Today we are welcoming back the lovely Naomi Liddell. You may remember a few of her posts from last year or know her from her comments on these pages. Naomi has officially been on honeymoon since 2011 when they chose not to return to the UK from Australia and have set up their life on the other side of the world. They have since been joined by the gorgeous Ethan. So it’s a big hello from us here at Rock My Family and I hope you enjoy Naomi’s post today as she will be joining us on a more regular basis over the coming months. I’ll hand over to Naomi for her first post of 2017.

I recently carried my three year old out of a shop on a Richter scale 8 meltdown. Complete with wailing, tears and flailing limbs.

The reason we were in said shop in the first place was to quickly grab some vacuum pack bags and an extension chord before legging it to Ethan’s morning swimming lesson… Such is my life now. But somehow (and I don’t know how they do this) my boy managed to sniff out the toy section like a pig snuffles for truffles.

Within minutes I was winding my way through a labyrinth of brightly coloured aisles as he hurtled towards the Paw Patrol section. I stood there in utter defeat as he picked through this toy and that. I then found myself simultaneously plotting a smooth exit and scanning for the cheapest toy that could be my ticket out of there with a smiling child.

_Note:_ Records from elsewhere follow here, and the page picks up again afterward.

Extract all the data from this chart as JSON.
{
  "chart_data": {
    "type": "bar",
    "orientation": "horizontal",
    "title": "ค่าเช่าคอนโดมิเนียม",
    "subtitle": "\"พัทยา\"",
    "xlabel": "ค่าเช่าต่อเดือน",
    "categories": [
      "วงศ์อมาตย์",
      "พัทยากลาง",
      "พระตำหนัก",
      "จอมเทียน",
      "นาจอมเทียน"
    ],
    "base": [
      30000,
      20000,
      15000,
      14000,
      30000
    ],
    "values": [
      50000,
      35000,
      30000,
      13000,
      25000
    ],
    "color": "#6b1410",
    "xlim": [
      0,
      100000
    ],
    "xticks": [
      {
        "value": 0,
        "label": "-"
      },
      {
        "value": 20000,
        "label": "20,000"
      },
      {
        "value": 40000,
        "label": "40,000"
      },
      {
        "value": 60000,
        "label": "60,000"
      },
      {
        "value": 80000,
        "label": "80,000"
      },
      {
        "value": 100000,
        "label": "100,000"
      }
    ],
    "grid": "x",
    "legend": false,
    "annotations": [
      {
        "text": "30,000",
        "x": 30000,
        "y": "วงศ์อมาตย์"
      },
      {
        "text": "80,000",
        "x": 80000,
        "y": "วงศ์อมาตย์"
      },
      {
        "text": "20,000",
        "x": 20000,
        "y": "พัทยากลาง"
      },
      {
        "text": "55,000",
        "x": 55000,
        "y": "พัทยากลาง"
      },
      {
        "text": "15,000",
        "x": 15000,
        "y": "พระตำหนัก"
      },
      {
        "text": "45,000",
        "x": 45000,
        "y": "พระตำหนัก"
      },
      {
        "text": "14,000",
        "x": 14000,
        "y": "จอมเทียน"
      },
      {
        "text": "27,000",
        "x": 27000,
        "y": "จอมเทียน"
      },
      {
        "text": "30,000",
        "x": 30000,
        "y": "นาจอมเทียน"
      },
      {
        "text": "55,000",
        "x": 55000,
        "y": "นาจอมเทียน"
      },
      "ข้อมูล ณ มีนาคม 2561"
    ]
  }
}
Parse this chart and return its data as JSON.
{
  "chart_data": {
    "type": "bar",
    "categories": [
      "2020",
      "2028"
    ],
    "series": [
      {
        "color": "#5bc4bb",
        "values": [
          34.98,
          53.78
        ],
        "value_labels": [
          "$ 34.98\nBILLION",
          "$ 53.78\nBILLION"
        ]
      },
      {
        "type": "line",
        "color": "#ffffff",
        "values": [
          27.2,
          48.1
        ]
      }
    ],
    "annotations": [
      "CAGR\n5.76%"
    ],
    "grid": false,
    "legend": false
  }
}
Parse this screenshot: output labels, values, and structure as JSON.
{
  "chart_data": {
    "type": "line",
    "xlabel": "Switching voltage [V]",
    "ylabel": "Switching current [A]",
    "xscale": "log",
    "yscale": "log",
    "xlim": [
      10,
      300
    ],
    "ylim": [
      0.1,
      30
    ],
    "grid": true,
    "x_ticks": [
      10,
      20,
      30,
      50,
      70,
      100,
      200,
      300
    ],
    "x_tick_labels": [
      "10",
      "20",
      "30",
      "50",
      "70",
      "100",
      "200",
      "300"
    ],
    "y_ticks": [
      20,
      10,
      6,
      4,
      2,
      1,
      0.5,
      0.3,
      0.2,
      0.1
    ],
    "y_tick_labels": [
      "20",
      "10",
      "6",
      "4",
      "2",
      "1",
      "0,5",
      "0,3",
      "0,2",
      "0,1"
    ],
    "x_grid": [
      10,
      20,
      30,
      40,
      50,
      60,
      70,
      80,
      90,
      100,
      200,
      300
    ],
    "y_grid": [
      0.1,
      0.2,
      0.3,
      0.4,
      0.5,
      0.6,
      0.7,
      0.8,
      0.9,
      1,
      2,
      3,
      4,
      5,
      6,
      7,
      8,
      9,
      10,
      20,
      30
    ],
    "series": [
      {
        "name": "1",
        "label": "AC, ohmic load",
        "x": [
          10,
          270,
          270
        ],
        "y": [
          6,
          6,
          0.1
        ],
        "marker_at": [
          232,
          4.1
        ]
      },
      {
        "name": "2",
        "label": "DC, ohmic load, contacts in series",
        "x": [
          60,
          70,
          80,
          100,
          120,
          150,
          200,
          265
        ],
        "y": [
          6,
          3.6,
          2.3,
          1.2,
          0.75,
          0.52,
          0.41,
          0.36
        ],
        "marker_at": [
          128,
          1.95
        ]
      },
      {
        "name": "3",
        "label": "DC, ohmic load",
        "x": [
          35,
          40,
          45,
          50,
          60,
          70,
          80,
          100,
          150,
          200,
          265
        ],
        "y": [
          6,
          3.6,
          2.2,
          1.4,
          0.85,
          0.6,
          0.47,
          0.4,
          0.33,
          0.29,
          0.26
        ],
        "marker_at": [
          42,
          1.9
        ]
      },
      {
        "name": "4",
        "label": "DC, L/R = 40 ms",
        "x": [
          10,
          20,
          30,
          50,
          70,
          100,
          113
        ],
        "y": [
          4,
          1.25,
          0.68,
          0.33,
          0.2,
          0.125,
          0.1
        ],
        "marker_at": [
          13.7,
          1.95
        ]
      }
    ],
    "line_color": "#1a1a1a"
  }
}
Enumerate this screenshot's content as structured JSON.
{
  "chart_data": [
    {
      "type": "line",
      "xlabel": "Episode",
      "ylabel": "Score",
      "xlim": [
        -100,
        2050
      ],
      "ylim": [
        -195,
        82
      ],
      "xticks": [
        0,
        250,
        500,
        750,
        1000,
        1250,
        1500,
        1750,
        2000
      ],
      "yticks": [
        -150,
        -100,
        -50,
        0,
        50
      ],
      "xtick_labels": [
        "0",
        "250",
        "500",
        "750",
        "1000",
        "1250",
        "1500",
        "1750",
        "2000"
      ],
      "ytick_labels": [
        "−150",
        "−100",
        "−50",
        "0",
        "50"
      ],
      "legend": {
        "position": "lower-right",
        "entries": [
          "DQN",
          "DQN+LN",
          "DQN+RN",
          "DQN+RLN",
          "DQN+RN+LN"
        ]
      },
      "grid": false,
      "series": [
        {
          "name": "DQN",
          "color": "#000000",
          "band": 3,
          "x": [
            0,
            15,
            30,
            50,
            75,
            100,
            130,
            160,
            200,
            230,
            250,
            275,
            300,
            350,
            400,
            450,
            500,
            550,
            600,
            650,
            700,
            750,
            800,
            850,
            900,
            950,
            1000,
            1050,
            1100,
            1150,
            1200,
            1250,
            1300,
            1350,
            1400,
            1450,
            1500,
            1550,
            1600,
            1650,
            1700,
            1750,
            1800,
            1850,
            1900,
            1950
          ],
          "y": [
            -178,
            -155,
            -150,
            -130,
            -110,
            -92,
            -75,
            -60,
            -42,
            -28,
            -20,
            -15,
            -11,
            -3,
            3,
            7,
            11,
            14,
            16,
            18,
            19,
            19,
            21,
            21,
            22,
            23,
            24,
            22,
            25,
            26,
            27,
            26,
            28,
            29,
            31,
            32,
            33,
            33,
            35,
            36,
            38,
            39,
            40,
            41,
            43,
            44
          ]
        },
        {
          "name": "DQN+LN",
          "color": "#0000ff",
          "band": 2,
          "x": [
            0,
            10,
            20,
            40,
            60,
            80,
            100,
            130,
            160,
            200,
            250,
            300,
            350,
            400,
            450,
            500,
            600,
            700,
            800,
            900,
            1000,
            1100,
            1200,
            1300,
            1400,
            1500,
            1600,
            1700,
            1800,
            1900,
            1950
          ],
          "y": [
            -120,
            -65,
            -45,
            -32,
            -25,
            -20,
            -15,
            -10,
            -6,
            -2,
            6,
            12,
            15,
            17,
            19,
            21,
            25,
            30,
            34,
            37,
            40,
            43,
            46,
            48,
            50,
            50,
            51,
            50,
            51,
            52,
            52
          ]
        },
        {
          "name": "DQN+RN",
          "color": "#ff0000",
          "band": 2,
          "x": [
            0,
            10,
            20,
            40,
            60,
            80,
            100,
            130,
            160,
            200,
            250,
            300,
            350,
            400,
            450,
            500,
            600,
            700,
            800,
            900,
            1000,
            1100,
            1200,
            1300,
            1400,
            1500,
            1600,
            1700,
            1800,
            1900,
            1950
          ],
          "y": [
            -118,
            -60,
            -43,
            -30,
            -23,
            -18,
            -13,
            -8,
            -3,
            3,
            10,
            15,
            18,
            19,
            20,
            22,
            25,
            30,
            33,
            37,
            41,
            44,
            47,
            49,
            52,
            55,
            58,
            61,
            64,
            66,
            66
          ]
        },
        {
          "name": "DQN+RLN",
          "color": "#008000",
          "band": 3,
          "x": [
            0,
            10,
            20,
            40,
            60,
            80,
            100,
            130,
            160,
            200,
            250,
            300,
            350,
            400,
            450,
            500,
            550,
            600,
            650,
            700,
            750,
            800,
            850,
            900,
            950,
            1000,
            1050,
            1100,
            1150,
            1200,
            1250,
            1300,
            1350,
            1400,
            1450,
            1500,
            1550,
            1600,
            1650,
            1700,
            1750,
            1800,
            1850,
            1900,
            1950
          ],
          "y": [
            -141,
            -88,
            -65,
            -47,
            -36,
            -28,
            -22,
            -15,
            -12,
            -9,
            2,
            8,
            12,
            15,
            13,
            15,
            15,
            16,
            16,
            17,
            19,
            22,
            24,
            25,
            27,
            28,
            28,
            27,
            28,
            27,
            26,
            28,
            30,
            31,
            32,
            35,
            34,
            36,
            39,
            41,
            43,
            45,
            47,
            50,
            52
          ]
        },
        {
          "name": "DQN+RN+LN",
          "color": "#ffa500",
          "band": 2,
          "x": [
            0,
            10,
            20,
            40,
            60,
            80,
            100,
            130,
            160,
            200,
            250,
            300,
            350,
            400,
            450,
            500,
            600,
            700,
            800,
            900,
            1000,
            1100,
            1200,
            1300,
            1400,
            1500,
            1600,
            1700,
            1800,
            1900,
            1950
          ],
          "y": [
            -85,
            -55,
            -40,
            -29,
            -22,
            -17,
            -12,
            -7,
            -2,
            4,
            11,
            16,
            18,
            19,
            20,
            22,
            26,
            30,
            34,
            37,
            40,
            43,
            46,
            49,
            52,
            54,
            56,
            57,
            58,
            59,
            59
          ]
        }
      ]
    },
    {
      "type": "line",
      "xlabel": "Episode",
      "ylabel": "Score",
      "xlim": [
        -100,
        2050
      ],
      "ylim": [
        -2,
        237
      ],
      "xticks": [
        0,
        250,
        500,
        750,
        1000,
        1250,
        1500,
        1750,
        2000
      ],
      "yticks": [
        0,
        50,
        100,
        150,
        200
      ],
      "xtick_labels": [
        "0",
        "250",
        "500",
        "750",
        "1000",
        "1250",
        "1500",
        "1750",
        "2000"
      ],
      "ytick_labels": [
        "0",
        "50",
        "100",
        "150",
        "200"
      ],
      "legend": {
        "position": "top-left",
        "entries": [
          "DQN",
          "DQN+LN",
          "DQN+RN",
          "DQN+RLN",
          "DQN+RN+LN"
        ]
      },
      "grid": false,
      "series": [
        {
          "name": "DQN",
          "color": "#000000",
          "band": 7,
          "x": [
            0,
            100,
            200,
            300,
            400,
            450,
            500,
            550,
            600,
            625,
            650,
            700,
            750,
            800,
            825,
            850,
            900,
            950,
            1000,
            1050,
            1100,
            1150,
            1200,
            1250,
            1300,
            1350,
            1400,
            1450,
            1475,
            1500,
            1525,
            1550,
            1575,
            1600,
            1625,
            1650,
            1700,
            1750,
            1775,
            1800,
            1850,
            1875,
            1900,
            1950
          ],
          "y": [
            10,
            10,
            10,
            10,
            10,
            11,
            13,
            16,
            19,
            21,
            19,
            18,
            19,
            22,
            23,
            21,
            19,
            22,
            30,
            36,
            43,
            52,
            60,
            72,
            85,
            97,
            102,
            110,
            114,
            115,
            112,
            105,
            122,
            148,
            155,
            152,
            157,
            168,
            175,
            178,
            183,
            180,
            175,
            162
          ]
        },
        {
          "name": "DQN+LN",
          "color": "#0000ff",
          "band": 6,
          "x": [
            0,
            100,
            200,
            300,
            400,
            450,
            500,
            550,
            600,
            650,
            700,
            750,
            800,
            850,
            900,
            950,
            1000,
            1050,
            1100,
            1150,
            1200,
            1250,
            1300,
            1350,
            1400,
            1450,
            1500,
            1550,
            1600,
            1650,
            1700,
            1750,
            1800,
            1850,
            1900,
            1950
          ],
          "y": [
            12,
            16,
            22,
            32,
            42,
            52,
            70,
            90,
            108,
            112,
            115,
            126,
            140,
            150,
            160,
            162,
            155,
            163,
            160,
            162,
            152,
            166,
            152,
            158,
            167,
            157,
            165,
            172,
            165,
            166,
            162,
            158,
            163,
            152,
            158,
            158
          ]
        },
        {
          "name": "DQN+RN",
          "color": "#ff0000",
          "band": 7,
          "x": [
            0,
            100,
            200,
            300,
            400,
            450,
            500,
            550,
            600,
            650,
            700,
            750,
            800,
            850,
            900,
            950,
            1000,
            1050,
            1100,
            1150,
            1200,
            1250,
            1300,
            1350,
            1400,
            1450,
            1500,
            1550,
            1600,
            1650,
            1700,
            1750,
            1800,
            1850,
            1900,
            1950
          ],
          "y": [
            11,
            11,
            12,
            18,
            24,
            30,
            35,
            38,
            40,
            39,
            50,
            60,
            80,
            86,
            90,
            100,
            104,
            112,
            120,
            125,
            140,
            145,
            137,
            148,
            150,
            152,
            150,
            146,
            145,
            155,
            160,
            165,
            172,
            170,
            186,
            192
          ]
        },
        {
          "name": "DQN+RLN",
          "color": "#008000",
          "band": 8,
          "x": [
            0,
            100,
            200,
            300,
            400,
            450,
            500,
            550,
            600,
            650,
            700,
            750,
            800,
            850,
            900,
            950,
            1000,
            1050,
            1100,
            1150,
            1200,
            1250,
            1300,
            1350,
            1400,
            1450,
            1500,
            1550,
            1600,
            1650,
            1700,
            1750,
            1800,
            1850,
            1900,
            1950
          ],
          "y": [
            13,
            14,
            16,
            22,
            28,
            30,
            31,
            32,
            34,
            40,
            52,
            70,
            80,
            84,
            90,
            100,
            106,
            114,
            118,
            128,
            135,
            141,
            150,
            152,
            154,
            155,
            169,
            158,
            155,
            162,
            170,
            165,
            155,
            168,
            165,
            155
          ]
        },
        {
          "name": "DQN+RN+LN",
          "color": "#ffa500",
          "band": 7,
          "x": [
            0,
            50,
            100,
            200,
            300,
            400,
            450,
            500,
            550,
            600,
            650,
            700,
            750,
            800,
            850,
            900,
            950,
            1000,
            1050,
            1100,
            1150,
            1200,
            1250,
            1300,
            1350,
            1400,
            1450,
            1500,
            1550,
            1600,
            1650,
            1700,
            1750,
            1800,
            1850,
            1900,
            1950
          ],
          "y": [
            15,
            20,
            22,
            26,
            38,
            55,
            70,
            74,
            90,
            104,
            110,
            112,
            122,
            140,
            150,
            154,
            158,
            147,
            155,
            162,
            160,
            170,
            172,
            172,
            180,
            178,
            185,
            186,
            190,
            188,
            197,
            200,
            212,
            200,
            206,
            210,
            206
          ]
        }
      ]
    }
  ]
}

This visit to the toy section would have been a minor issue any other time of year, but it happened to occur right after Christmas. Ethan had been inundated with new toys by family, friends and Santa. We try to keep toy levels in our house, well… Reasonable. I’m happy for them to take over an entire cupboard, but not an entire room. I’m finding that this gets harder as he grows older. I also don’t actually buy Ethan heaps of toys (which I have Mama Guilt about too), but birthdays, Christmas and just-because gifts seem to just add to the amount, no matter how much I try to cull.

All things considered, back at the toy section that day, I decided not to buy him anything. I decided that we were going to leave the shop with the things we went in for and no bribery toy. I decided that my son was mature enough to understand that he can’t have everything he wants at any moment he wants. It was only when I started to gently steer him away that I realised that my resolve was no match for the towers of bright plastic and dogs dressed as public servicemen. I had to run or cave. I ran.

Needless to say, the tantrum finished and he forgot all about it by the time we got to the car.

But it stuck with me. And aside from the growing amount of IKEA storage boxes I find myself buying, the thing that was concerning me most about this was that he had absolutely NO concept of being grateful or content with all the things that were gifted to him only a couple of weeks before. This is not me blaming my son. Ethan is the sweetest, kindest kid with impeccable manners and a truly heartfelt and eye bright ‘Thank you’ for every gift he gets. But that day I found myself wondering if I was wrong for wanting him to just be content with the fortune he already had and not to just throw down because he couldn’t have another thing he wanted?

I know he’s only three and we can’t expect their little brains to compete with adults who are literally paid hundreds of thousands of pounds to make those toys irresistible. I also know they learn their lessons over time. But surely those lessons come from us as parents? So with an upcoming birthday I’m left wondering about how you lovely lot approach these things with your kiddos.

How do you even begin to teach a three year old to be grateful for what they have?

Do you ever try to avoid the toy section for this very reason?

And how do you keep the growing madness of toy inventory under control?